Erm, ok. Any other limitations?

Absolutely. It didn’t seem to want to toggle between the system menus in the car and a couple of times, it responded saying it was confused by the question.

As with opinions, there’s an official line. ChatGPT said: “I don't have personal opinions or feelings, so I can't express thoughts or feelings about being integrated with the DS Automobiles Iris voice control suite. However, I can provide some insights into potential benefits and considerations of such an integration.” It goes on to reiterate the advantages of the service.

For a price right?

Actually, it’s free initially. And on any new car it’s expected to be available for three years, as part of the Connect Pack Plus suite – which, yes, does carry a subscription fee after the initial period. But it’s not just for brand-new cars.

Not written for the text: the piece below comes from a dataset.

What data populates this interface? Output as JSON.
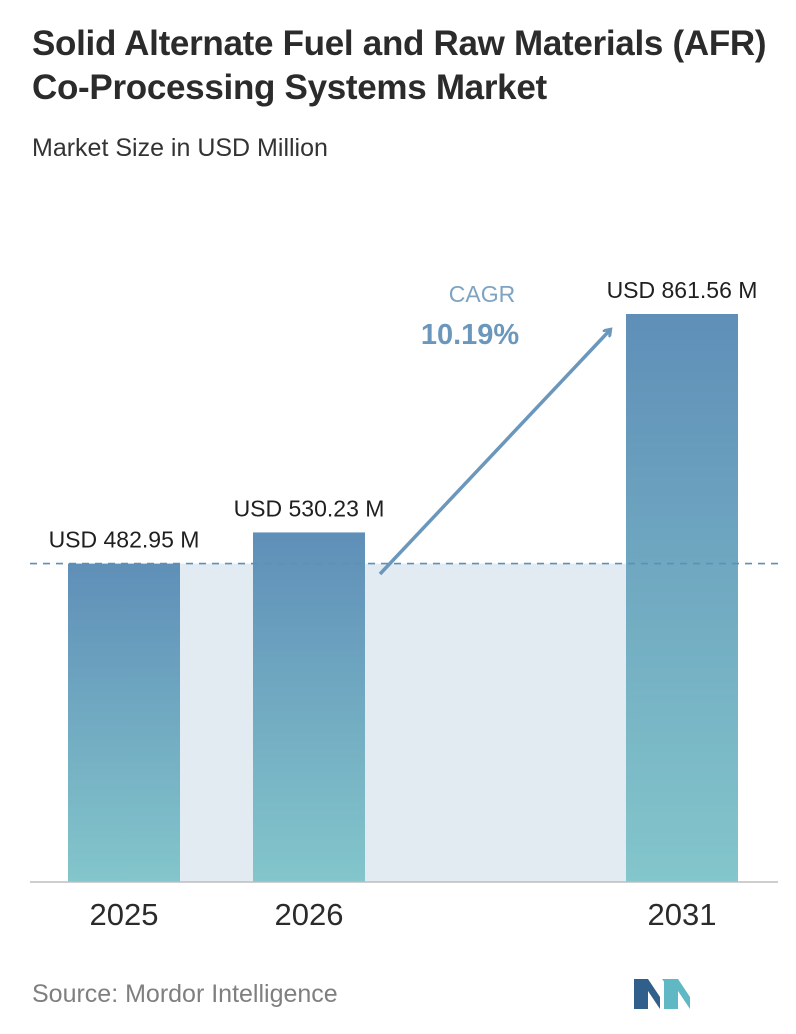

Any DS4 since 2021, the DS7s sold since the end of 2022 and all DS3 and DS9 customers will have a remote update that will offer them the option of enabling the feature. All those customers will be contacted with an email and asked to verify a link and go from there.

Anything else to note?

Yeah, recently the AI system starting spouting random gibberish, like "forsake the new fruition morsel in your beloved cookery" as one user reported. The issue, corrected minutes later, was chalked up to a configuration issue. But these unexpected responses demonstrate how youthful the technology is.